Dharawal National Park, NSW, Australia

Track Listing

1. Bushland Rain (15:04)

The track begins with the sound of light rain in a forest of heath and eucalyptus. Tawny-crowned Honeyeaters whistle soft fluty phrases and a Little Wattlebird cackles from a nearby banksia shrub. A number of small passerines can be heard chattering in the understorey including Brown Thornbill, White-browed Scrubwren and Grey Fantail while various honeyeater species compete for nectar in the heathland flowers. As the rain lightens a Grey Shrikethrush sings and a Beautiful Firetail calls occasionally from the heath. Towards the end of the track a family of Yellow-tailed Black Cockatoos can heard calling and feeding on the large banksia cones, one of their favourite food sources.

Species recorded include: Yellow-tailed Black Cockatoos, White-eared, Tawny-crowned and New Holland Honeyeaters, Beautiful Firetail, Grey Shrike Thrush, Crimson Rosella, Rufous Whistler, Southern Emu-wren, Variegated Fairy-wren, Pilotbird, Pied Currawong, White-browed Scrubwren, White-throated Treecreeper, Eastern Yellow Robin and various cicadas and other insects.

2. Dharawal Creek (13:04)

A soundscape from one of the many crystal clear creeks draining water from the hanging upland swamps and sedges of the Dharawal plateau. The song of Grey Shrikethrush is heard throughout the track, as well as the soft insect-like calls of Southern Emu-wren. Crimson Rosella, Grey Currawong, Rufous Whistler, Eastern Spinebill, White-cheeked Honeyeater, Little Wattlebird & White-browed Scrubwren can also be heard.

3. Hidden Valley (10:06)

This track was recorded in one of Dharawal's wet forested gullies, deep in the reserve A steady stream of water trickles around a sandstone outcrop and down toward the river at the base of the valley. The ringing calls of Pilotbird are typical of this wetter micro-habitat.
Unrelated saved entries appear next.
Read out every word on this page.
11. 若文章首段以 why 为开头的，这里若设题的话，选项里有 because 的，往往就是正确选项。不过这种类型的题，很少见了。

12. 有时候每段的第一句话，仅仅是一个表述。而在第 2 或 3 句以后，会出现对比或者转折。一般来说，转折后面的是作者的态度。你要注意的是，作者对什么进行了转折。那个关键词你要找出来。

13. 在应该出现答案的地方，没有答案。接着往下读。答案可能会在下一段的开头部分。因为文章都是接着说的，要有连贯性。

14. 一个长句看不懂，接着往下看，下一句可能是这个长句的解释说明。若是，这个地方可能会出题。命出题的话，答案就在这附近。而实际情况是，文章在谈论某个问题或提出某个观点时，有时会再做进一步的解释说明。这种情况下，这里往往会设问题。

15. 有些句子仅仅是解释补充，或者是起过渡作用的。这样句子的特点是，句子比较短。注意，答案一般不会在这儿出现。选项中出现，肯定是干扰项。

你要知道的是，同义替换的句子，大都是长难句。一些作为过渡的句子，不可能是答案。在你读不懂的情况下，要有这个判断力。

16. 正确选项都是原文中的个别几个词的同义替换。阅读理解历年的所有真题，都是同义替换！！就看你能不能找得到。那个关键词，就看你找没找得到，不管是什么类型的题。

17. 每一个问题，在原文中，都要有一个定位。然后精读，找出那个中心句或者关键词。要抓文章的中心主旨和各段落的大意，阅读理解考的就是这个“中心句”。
Also heard are Eastern Yellow Robin, White-throated Treecreeper, White-browed Scrubwren, Brown Thornbill, Rufous Fantail & Pied Currawong.

Bird species heard on this album include:

Yellow-tailed Black Cockatoos, Crimson Rosella, White-eared, Tawny-crowned, White-cheeked and New Holland Honeyeaters, Eastern Spinebill, Little & Red Wattlebirds, Grey Shrike Thrush, Rufous Whistler, Southern Emu-wren, Variegated Fairy-wren, Pilotbird, Rufous & Grey Fantails, Brown Thornbill, White-browed Scrubwren, White-throated Treecreeper, Eastern Yellow Robin, Pied & Grey Currawong and Beautiful Firetail.